According to the independent labour dispute mediator’s latest newsletter, while over a quarter of the 174 cases received during the first six months of 2014 involved strike action, only 16 per cent of the 162 cases received for the same time this year did.
“This presents an inspiring trend as more cases followed the national dispute resolution procedure than an escalation in strike action,” it read.
Men Nimmith, acting executive director of the Arbitration Council Foundation, said the change was likely due to the end of garment worker strikes in early 2014.
“I think perhaps it’s [because] it’s after the political situation in 2014, when we had a lot of political issues and the demonstrations that turned violent,” he said.
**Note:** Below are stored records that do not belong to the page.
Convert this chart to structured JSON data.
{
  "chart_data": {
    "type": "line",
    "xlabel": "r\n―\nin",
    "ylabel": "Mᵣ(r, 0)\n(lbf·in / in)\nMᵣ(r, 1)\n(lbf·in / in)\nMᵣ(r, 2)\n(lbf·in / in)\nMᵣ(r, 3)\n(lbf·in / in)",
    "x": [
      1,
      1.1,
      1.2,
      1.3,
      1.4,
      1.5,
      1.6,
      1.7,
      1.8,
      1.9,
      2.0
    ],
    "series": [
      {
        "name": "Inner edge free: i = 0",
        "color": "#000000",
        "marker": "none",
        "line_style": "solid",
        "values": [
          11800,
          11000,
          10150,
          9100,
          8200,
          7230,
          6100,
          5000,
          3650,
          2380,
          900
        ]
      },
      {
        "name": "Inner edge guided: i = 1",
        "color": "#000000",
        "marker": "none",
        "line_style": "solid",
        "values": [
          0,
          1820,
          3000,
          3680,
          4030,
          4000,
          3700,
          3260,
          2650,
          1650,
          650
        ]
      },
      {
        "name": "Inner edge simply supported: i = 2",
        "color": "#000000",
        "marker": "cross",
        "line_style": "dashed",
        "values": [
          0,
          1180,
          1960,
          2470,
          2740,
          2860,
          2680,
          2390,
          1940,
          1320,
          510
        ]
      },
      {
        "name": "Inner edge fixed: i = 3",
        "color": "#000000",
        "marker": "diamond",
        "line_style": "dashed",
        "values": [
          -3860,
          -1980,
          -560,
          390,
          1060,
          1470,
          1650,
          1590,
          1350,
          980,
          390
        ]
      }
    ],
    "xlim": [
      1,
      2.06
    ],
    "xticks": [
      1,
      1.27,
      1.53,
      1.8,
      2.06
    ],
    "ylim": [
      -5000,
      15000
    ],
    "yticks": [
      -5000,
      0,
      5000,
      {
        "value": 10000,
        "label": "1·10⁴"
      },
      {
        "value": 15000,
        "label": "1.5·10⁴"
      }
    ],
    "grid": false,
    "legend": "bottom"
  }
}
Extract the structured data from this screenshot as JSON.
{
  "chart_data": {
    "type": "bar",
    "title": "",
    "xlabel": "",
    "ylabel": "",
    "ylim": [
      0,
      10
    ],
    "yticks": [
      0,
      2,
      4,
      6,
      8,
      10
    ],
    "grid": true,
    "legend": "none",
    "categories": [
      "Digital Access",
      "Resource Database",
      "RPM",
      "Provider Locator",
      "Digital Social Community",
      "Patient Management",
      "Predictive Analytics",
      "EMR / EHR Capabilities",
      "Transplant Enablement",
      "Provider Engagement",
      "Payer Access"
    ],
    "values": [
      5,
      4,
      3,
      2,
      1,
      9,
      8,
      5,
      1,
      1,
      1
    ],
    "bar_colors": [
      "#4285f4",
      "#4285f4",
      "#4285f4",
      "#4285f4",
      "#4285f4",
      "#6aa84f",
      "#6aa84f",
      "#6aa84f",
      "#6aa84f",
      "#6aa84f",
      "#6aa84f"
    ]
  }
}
Nimmith added that the increase in the minimum wage to $128, which went into effect in early 2015, also had a “cool-down” effect on workers and unions.
But Ath Thorn, president of the Coalition of Cambodian Apparel Workers’ Democratic Union, said that strikes were down this year partly because union leaders are “busy with the trade union law and the minimum wage”, two issues slated to be settled by the government towards the end of the year.
Ken Loo, secretary-general of the Garment Manufacturers Association of Cambodia, also said he had not observed a significant improvement in labour relations so far, adding that “strikes that do not follow [legal] procedures” routinely disrupted the industry.